If a defendant does not respond to a complaint initiating a lawsuit, and the plaintiff files a motion for default judgment on that basis, what is the standard for the Court to determine whether entry of the default judgment should be denied? In Jacobs v Fannie Mae, Superior Court of New Jersey, Appellate Division (Docket No. A-5197-11T4), the Court set forth that standard.
In that case, the plaintiff filed a quiet title action to obtain a finding that the mortgagee had no right to force him to make mortgage payments on his home because the assignment to the mortgagee was not recorded in the chain of title. On that basis, he took the position that the mortgagee had no right to enforce the terms of the mortgage.

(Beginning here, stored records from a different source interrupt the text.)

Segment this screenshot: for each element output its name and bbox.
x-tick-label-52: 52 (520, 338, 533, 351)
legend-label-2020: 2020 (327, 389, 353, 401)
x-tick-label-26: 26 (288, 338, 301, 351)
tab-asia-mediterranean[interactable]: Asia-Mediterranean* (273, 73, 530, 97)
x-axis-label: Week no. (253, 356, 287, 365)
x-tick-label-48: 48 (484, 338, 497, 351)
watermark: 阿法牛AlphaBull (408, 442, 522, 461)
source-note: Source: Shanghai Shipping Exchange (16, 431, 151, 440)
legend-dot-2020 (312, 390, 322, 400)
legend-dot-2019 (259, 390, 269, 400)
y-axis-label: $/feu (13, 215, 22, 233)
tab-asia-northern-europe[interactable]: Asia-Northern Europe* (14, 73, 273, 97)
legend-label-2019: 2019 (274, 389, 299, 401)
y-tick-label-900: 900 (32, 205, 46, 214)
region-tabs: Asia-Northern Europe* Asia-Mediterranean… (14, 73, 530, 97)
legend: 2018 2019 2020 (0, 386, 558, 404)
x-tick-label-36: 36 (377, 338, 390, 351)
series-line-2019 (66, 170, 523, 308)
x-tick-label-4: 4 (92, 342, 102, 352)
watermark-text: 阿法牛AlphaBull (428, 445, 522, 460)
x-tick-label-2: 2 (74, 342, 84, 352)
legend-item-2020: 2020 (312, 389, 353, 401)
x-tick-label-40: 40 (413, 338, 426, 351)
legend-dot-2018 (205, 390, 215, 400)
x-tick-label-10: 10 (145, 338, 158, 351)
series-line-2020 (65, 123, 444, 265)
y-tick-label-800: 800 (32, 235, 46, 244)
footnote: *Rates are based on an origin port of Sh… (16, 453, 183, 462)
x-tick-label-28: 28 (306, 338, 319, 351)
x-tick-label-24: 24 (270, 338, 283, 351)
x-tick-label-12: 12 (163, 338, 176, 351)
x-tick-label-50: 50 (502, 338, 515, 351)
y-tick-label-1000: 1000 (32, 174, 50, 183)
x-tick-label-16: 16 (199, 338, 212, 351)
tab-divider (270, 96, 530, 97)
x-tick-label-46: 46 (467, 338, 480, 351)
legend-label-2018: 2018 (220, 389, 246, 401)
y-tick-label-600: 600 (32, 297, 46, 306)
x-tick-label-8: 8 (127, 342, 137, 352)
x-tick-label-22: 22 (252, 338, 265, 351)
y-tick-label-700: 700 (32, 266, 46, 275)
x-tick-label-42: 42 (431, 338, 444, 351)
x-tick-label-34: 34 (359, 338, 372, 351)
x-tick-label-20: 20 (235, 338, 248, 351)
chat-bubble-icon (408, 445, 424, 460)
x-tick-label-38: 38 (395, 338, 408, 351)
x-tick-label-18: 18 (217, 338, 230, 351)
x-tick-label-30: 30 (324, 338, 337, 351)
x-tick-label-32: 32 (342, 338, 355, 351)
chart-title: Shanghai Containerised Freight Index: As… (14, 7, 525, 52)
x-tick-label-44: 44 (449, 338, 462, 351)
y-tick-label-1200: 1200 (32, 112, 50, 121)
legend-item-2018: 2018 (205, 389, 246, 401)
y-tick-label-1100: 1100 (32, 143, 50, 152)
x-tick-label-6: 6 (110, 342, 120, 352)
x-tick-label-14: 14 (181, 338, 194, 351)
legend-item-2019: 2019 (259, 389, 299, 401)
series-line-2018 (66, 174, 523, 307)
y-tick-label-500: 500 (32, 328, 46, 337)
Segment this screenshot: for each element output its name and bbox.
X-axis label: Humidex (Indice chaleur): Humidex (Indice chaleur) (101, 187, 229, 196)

In response, the mortgagee provided the appropriate documentation, including the mortgage, promissory note and assignment. In response, the plaintiff asked for more documentation. When he did not receive it within his self-imposed deadline, he filed suit against the mortgagee to quiet title.
Unfortunately, the mortgagee was late in answering the complaint. On that basis, the plaintiff thereafter, entered default and subsequently, filed a motion to enter default judgment. The court agreed that the defendant was late in answering; however, the court took the opportunity to determine whether the case should have been brought at all. It decided that there was no viable cause of action, and therefore, default should not be entered. Instead it dismissed the case sua sponte (on its own initiative).
Plaintiff appealed. The Appellate Division upheld the lower court’s determination. It held that the lower court had been right in determining that a lawsuit to quiet title was not meant for this purpose. Instead it was solely meant to address situations in which there was a cloud on title of the property. Therefore, the dismissal had been appropriate.